Feel nature, rural life in Udupi ecotourism plan


A state government initiative in Udupi district’s Varanga, Mala and Jadkal villages is building community capacity through ecotourism. Along the lines of Meghalaya’s ‘cleanest village’ tourism campaign, the project could serve as a key economic driver by actively engaging local people to showcase and conserve the ecosystem of the Western Ghats.

The district administration is planning to launch the project, which has already started in Mala village, within a couple of weeks.

Ecotourism can support local communities and preserve natural habitats while offering a learning experience to visitors. Activities can include trekking, rafting, rappelling, camping and interacting with locals, with sustainability at the core. The immersive experience has been promoted as a means for local and indigenous people to make a living.

Purushottham Adve, an artist from Mala who is part of the initiative, cited the clean village concept in Meghalaya as an example of the potential of ecotourism. “The money raised from tickets and tourists is used to develop the villages. The self-sufficiency of these villages should be shared with the world,” he said.

The topography of the Western Ghats region is exceptional, and the public is now becoming aware of its value. Similar to the Northeast, varying landscapes, including mountains, waterfalls, wooden bridges, huts, and tiled houses can also be found in Mala, Varanga and Jadkal.

In terms of biodiversity, the different habitats found in the Western Ghats, ranging from evergreen forests to islands near the coast, have proven to be suitable for
a variety of birds and animals.

The food, culture and sense of community can also add to the appeal, as visitors can experience them first-hand.

Udupi deputy commissioner Kurma Rao M said the project will be expanded to include other villages near the Western Ghats. “The district is endowed with natural beauty, which offers opportunities for ecotourism,” he said.

Village participation is critical to ecotourism, he emphasized. “It is similar to village tourism in that most of the work and responsibilities are carried out by trained villagers. The forest department is also involved, as village forest committees will conduct the training,” Rao added.

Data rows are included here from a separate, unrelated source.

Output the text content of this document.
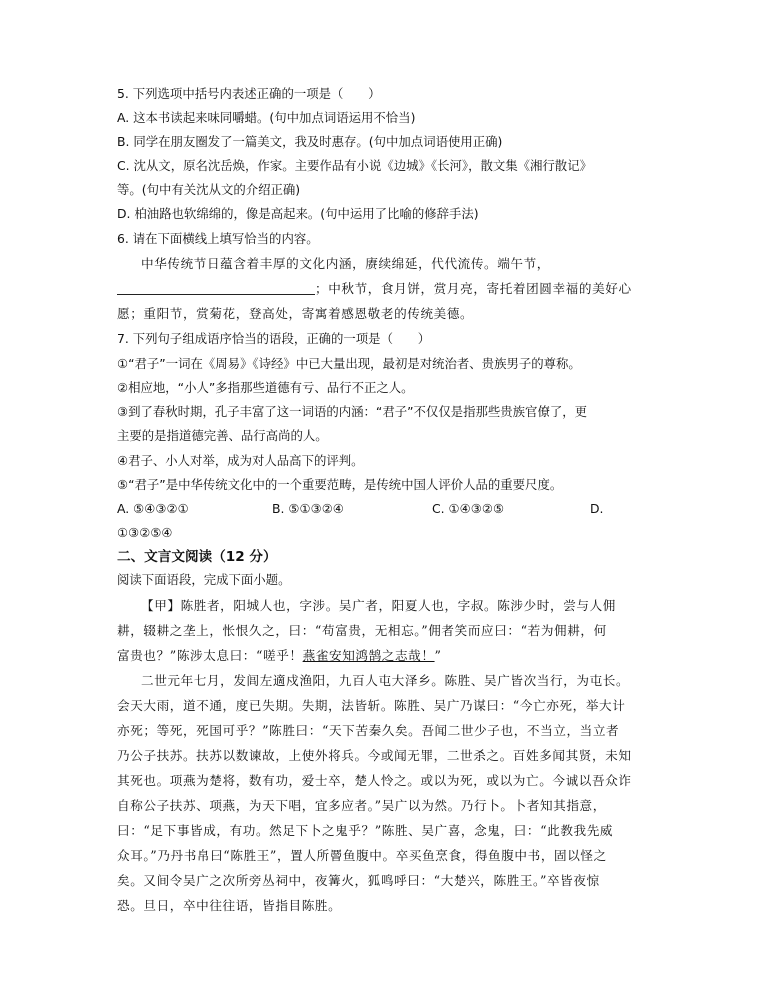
5. 下列选项中括号内表述正确的一项是（　　）
A. 这本书读起来味同嚼蜡。(句中加点词语运用不恰当)
B. 同学在朋友圈发了一篇美文，我及时惠存。(句中加点词语使用正确)
C. 沈从文，原名沈岳焕，作家。主要作品有小说《边城》《长河》，散文集《湘行散记》
等。(句中有关沈从文的介绍正确)
D. 柏油路也软绵绵的，像是高起来。(句中运用了比喻的修辞手法)
6. 请在下面横线上填写恰当的内容。
中华传统节日蕴含着丰厚的文化内涵，赓续绵延，代代流传。端午节，
；中秋节，食月饼，赏月亮，寄托着团圆幸福的美好心
愿；重阳节，赏菊花，登高处，寄寓着感恩敬老的传统美德。
7. 下列句子组成语序恰当的语段，正确的一项是（　　）
①“君子”一词在《周易》《诗经》中已大量出现，最初是对统治者、贵族男子的尊称。
②相应地，“小人”多指那些道德有亏、品行不正之人。
③到了春秋时期，孔子丰富了这一词语的内涵：“君子”不仅仅是指那些贵族官僚了，更
主要的是指道德完善、品行高尚的人。
④君子、小人对举，成为对人品高下的评判。
⑤“君子”是中华传统文化中的一个重要范畴，是传统中国人评价人品的重要尺度。
A. ⑤④③②①	B. ⑤①③②④	C. ①④③②⑤	D.
①③②⑤④
二、文言文阅读（12 分）
阅读下面语段，完成下面小题。
【甲】陈胜者，阳城人也，字涉。吴广者，阳夏人也，字叔。陈涉少时，尝与人佣
耕，辍耕之垄上，怅恨久之，曰：“苟富贵，无相忘。”佣者笑而应曰：“若为佣耕，何
富贵也？”陈涉太息曰：“嗟乎！燕雀安知鸿鹄之志哉！”
二世元年七月，发闾左適戍渔阳，九百人屯大泽乡。陈胜、吴广皆次当行，为屯长。
会天大雨，道不通，度已失期。失期，法皆斩。陈胜、吴广乃谋曰：“今亡亦死，举大计
亦死；等死，死国可乎？”陈胜曰：“天下苦秦久矣。吾闻二世少子也，不当立，当立者
乃公子扶苏。扶苏以数谏故，上使外将兵。今或闻无罪，二世杀之。百姓多闻其贤，未知
其死也。项燕为楚将，数有功，爱士卒，楚人怜之。或以为死，或以为亡。今诚以吾众诈
自称公子扶苏、项燕，为天下唱，宜多应者。”吴广以为然。乃行卜。卜者知其指意，
曰：“足下事皆成，有功。然足下卜之鬼乎？”陈胜、吴广喜，念鬼，曰：“此教我先威
众耳。”乃丹书帛曰“陈胜王”，置人所罾鱼腹中。卒买鱼烹食，得鱼腹中书，固以怪之
矣。又间令吴广之次所旁丛祠中，夜篝火，狐鸣呼曰：“大楚兴，陈胜王。”卒皆夜惊
恐。旦日，卒中往往语，皆指目陈胜。
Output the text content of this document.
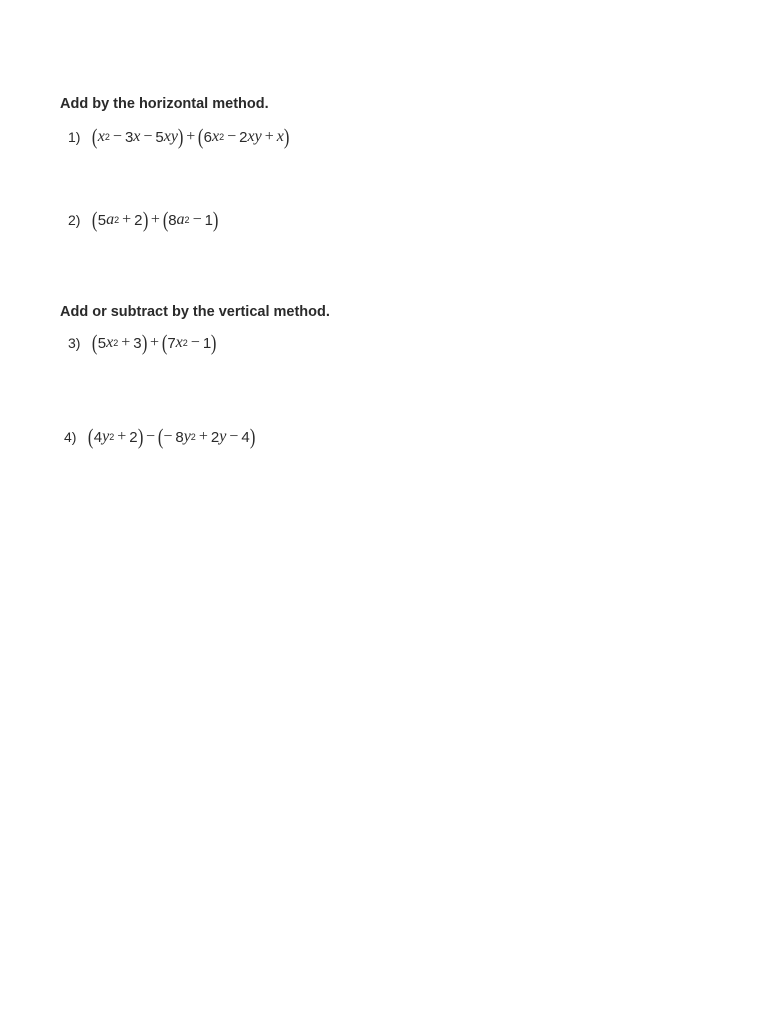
Add by the horizontal method.
1) ( x 2 − 3 x − 5 xy ) + ( 6 x 2 − 2 xy + x )
2) ( 5 a 2 + 2 ) + ( 8 a 2 − 1 )
Add or subtract by the vertical method.
3) ( 5 x 2 + 3 ) + ( 7 x 2 − 1 )
4) ( 4 y 2 + 2 ) − ( − 8 y 2 + 2 y − 4 )
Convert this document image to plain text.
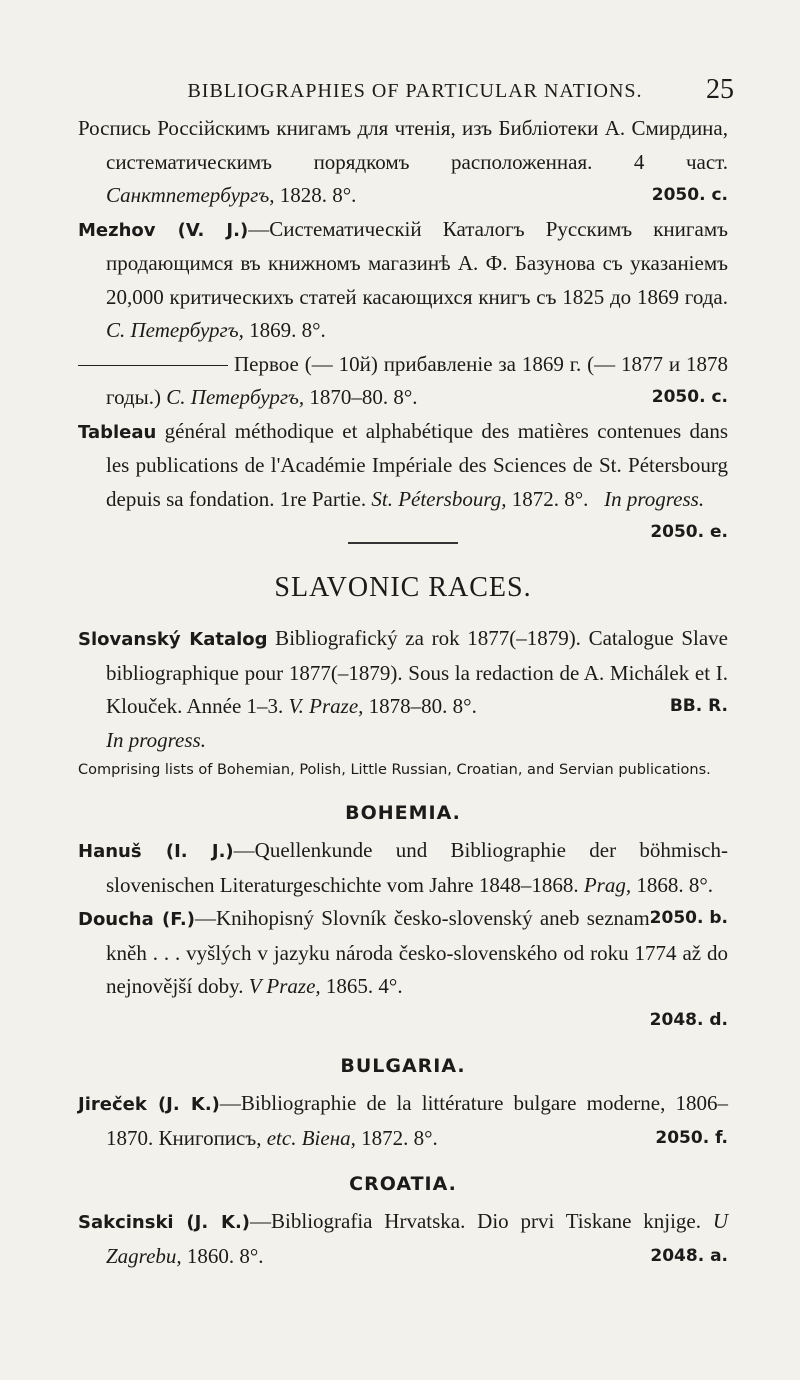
BIBLIOGRAPHIES OF PARTICULAR NATIONS.	25
Роспись Россійскимъ книгамъ для чтенія, изъ Библіотеки А. Смирдина, систематическимъ порядкомъ расположенная. 4 част. Санктпетербургъ, 1828. 8°.	2050. c.
Mezhov (V. J.)—Систематическій Каталогъ Русскимъ книгамъ продающимся въ книжномъ магазинѣ А. Ф. Базунова съ указаніемъ 20,000 критическихъ статей касающихся книгъ съ 1825 до 1869 года. С. Петербургъ, 1869. 8°.
Первое (— 10й) прибавленіе за 1869 г. (— 1877 и 1878 годы.) С. Петербургъ, 1870–80. 8°.	2050. c.
Tableau général méthodique et alphabétique des matières contenues dans les publications de l'Académie Impériale des Sciences de St. Pétersbourg depuis sa fondation. 1re Partie. St. Pétersbourg, 1872. 8°. In progress.
2050. e.
SLAVONIC RACES.
Slovanský Katalog Bibliografický za rok 1877(–1879). Catalogue Slave bibliographique pour 1877(–1879). Sous la redaction de A. Michálek et I. Klouček. Année 1–3. V. Praze, 1878–80. 8°.	BB. R.

In progress.
Comprising lists of Bohemian, Polish, Little Russian, Croatian, and Servian publications.
BOHEMIA.
Hanuš (I. J.)—Quellenkunde und Bibliographie der böhmisch-slovenischen Literaturgeschichte vom Jahre 1848–1868. Prag, 1868. 8°.
2050. b.
Doucha (F.)—Knihopisný Slovník česko-slovenský aneb seznam kněh . . . vyšlých v jazyku národa česko-slovenského od roku 1774 až do nejnovější doby. V Praze, 1865. 4°.

2048. d.
BULGARIA.
Jireček (J. K.)—Bibliographie de la littérature bulgare moderne, 1806–1870. Книгописъ, etc. Віена, 1872. 8°.	2050. f.
CROATIA.
Sakcinski (J. K.)—Bibliografia Hrvatska. Dio prvi Tiskane knjige. U Zagrebu, 1860. 8°.	2048. a.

The goal of the initiative is to build community capacity through culture and the arts, as well as to expand opportunities for creative activities to serve as an economic driver in the community, said Clifford Lobo, assistant director of tourism.

As of now, several heritage houses have been abandoned due to migration. These houses can serve as ideal venues to introduce tourists to the concepts of simple living and coexistence with nature. Traditional crafts such as basket-weaving and pottery will be taught.

Bird-watching and other nature-based activities can also be enjoyed. “Home stays are usually expensive and solely for business purposes. Instead, the concept of community life, in which the villagers are involved and treat guests like family members, will provide a completely different experience,” Adve added.